We ended some 40,000 years of aboriginal history, committed a genocide in the state of Tasmania and stole a generation of mixed-race children from their mothers. The deep and lasting wounds sustained by the indigenous community in Australia are unlikely to ever fully heal, and the deep-seated sense of mistrust will take generations of hard work by committed indigenous and non-indigenous citizens to erode.

We, as a nation, are grappling with a healing process that at times can seem almost impossibly difficult, one that is continually frustrated by enduring racism and revisionism. We quite simply cannot embark on such a process while our highest source of political authority is a representative of colonialism and while our flag is the same as the one under which indigenous Australians were at one point classified as fauna. The movement towards a Republic would recognise an Australia which has thousands of years of history instead of two hundred.

To be clear, the calls to become a republic are not, and never have been, connected with hostility towards the United Kingdom, or even specifically towards the House of Windsor.

The republican debate within Britain itself is one that Australia has stayed well clear of, and ultimately one that deals with quite a separate set of issues.
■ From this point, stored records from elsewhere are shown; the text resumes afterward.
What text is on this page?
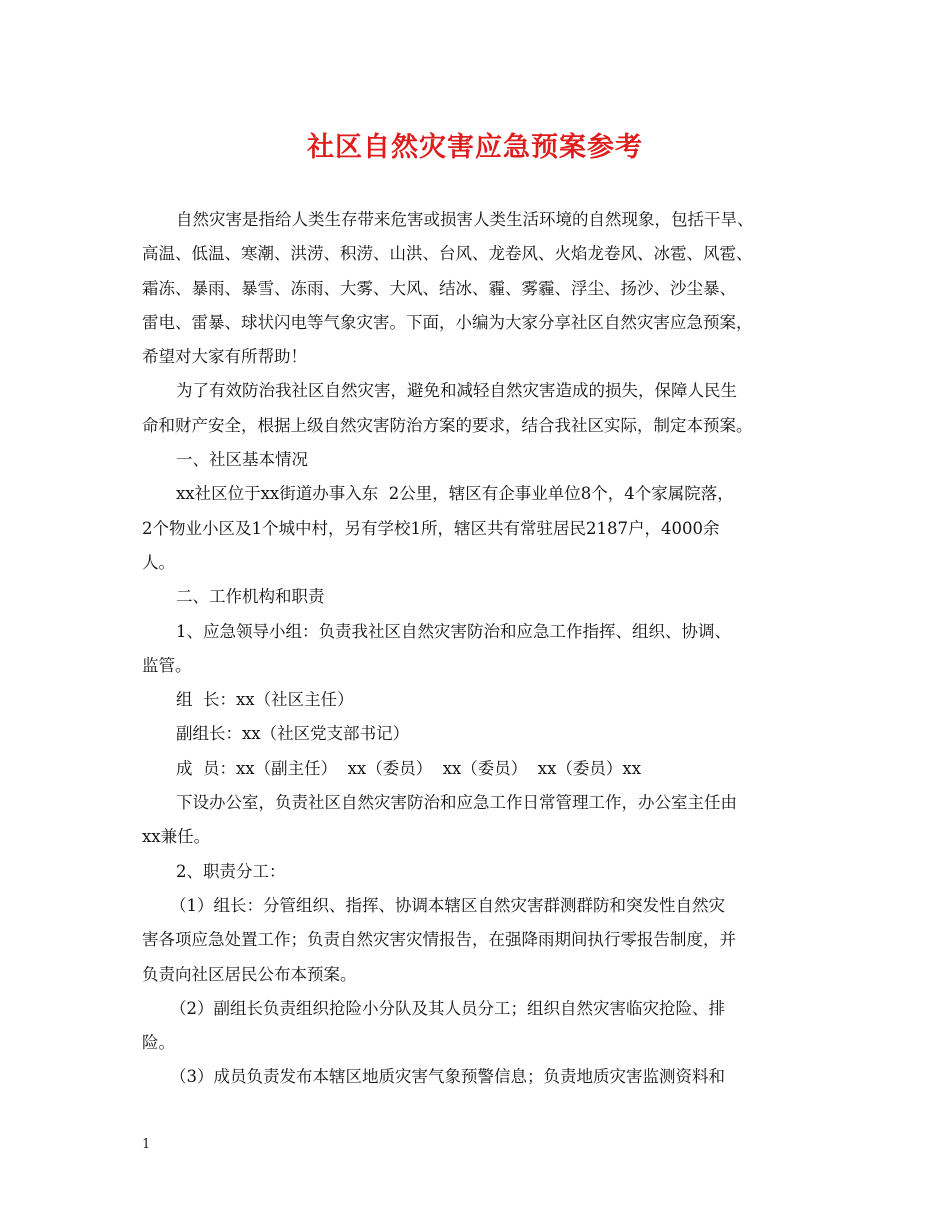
社区自然灾害应急预案参考
自然灾害是指给人类生存带来危害或损害人类生活环境的自然现象，包括干旱、
高温、低温、寒潮、洪涝、积涝、山洪、台风、龙卷风、火焰龙卷风、冰雹、风雹、
霜冻、暴雨、暴雪、冻雨、大雾、大风、结冰、霾、雾霾、浮尘、扬沙、沙尘暴、
雷电、雷暴、球状闪电等气象灾害。下面，小编为大家分享社区自然灾害应急预案，
希望对大家有所帮助！
为了有效防治我社区自然灾害，避免和减轻自然灾害造成的损失，保障人民生
命和财产安全，根据上级自然灾害防治方案的要求，结合我社区实际，制定本预案。
一、社区基本情况
xx社区位于xx街道办事入东  2公里，辖区有企事业单位8个，4个家属院落，
2个物业小区及1个城中村，另有学校1所，辖区共有常驻居民2187户，4000余
人。
二、工作机构和职责
1、应急领导小组：负责我社区自然灾害防治和应急工作指挥、组织、协调、
监管。
组  长：xx（社区主任）
副组长：xx（社区党支部书记）
成  员：xx（副主任）  xx（委员）  xx（委员）  xx（委员）xx
下设办公室，负责社区自然灾害防治和应急工作日常管理工作，办公室主任由
xx兼任。
2、职责分工：
（1）组长：分管组织、指挥、协调本辖区自然灾害群测群防和突发性自然灾
害各项应急处置工作；负责自然灾害灾情报告，在强降雨期间执行零报告制度，并
负责向社区居民公布本预案。
（2）副组长负责组织抢险小分队及其人员分工；组织自然灾害临灾抢险、排
险。
（3）成员负责发布本辖区地质灾害气象预警信息；负责地质灾害监测资料和
1
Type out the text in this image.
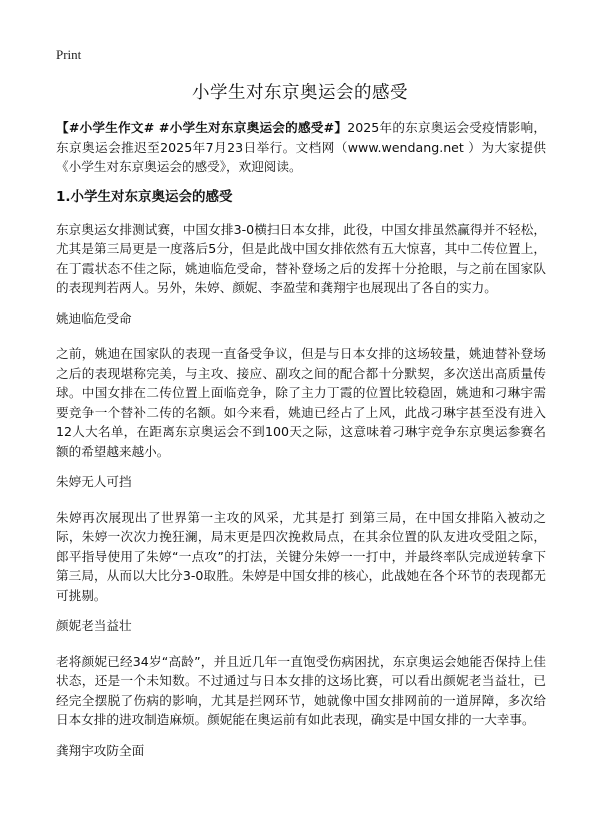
Print
小学生对东京奥运会的感受

【#小学生作文# #小学生对东京奥运会的感受#】2025年的东京奥运会受疫情影响，东京奥运会推迟至2025年7月23日举行。文档网（www.wendang.net ）为大家提供《小学生对东京奥运会的感受》，欢迎阅读。

1.小学生对东京奥运会的感受

东京奥运女排测试赛，中国女排3-0横扫日本女排，此役，中国女排虽然赢得并不轻松，尤其是第三局更是一度落后5分，但是此战中国女排依然有五大惊喜，其中二传位置上，在丁霞状态不佳之际，姚迪临危受命，替补登场之后的发挥十分抢眼，与之前在国家队的表现判若两人。另外，朱婷、颜妮、李盈莹和龚翔宇也展现出了各自的实力。

姚迪临危受命

之前，姚迪在国家队的表现一直备受争议，但是与日本女排的这场较量，姚迪替补登场之后的表现堪称完美，与主攻、接应、副攻之间的配合都十分默契，多次送出高质量传球。中国女排在二传位置上面临竞争，除了主力丁霞的位置比较稳固，姚迪和刁琳宇需要竞争一个替补二传的名额。如今来看，姚迪已经占了上风，此战刁琳宇甚至没有进入12人大名单，在距离东京奥运会不到100天之际，这意味着刁琳宇竞争东京奥运参赛名额的希望越来越小。

朱婷无人可挡

朱婷再次展现出了世界第一主攻的风采，尤其是打 到第三局，在中国女排陷入被动之际，朱婷一次次力挽狂澜，局末更是四次挽救局点，在其余位置的队友进攻受阻之际，郎平指导使用了朱婷“一点攻”的打法，关键分朱婷一一打中，并最终率队完成逆转拿下第三局，从而以大比分3-0取胜。朱婷是中国女排的核心，此战她在各个环节的表现都无可挑剔。

颜妮老当益壮

老将颜妮已经34岁“高龄”，并且近几年一直饱受伤病困扰，东京奥运会她能否保持上佳状态，还是一个未知数。不过通过与日本女排的这场比赛，可以看出颜妮老当益壮，已经完全摆脱了伤病的影响，尤其是拦网环节，她就像中国女排网前的一道屏障，多次给日本女排的进攻制造麻烦。颜妮能在奥运前有如此表现，确实是中国女排的一大幸事。

龚翔宇攻防全面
Unlike in Britain, the Monarchy is not an institution that holds a great deal of cultural significance to the Australian people, nor is it an institution we can really participate in. Nobody looks at Queen Elizabeth as a personification of the Australian State, nor as a symbol of Australian-ness. Removing the royal family as the final source of nominal authority in the Australian political system would not, therefore, signify any ill will towards the Monarchy, it would simply signify that the Monarchy doesn’t make continued sense in the context of the modern Australian political landscape.

Referendums on the issue have failed before, and the Australian republican movement needs to agree on a common vision of what exactly their goal is before any serious progress can be made. However, with the Prime Minister, the Opposition Leader, and every state Premier supporting making the leap, the future is looking brighter for the prospect of an independent, inclusive and culturally distinct Australia.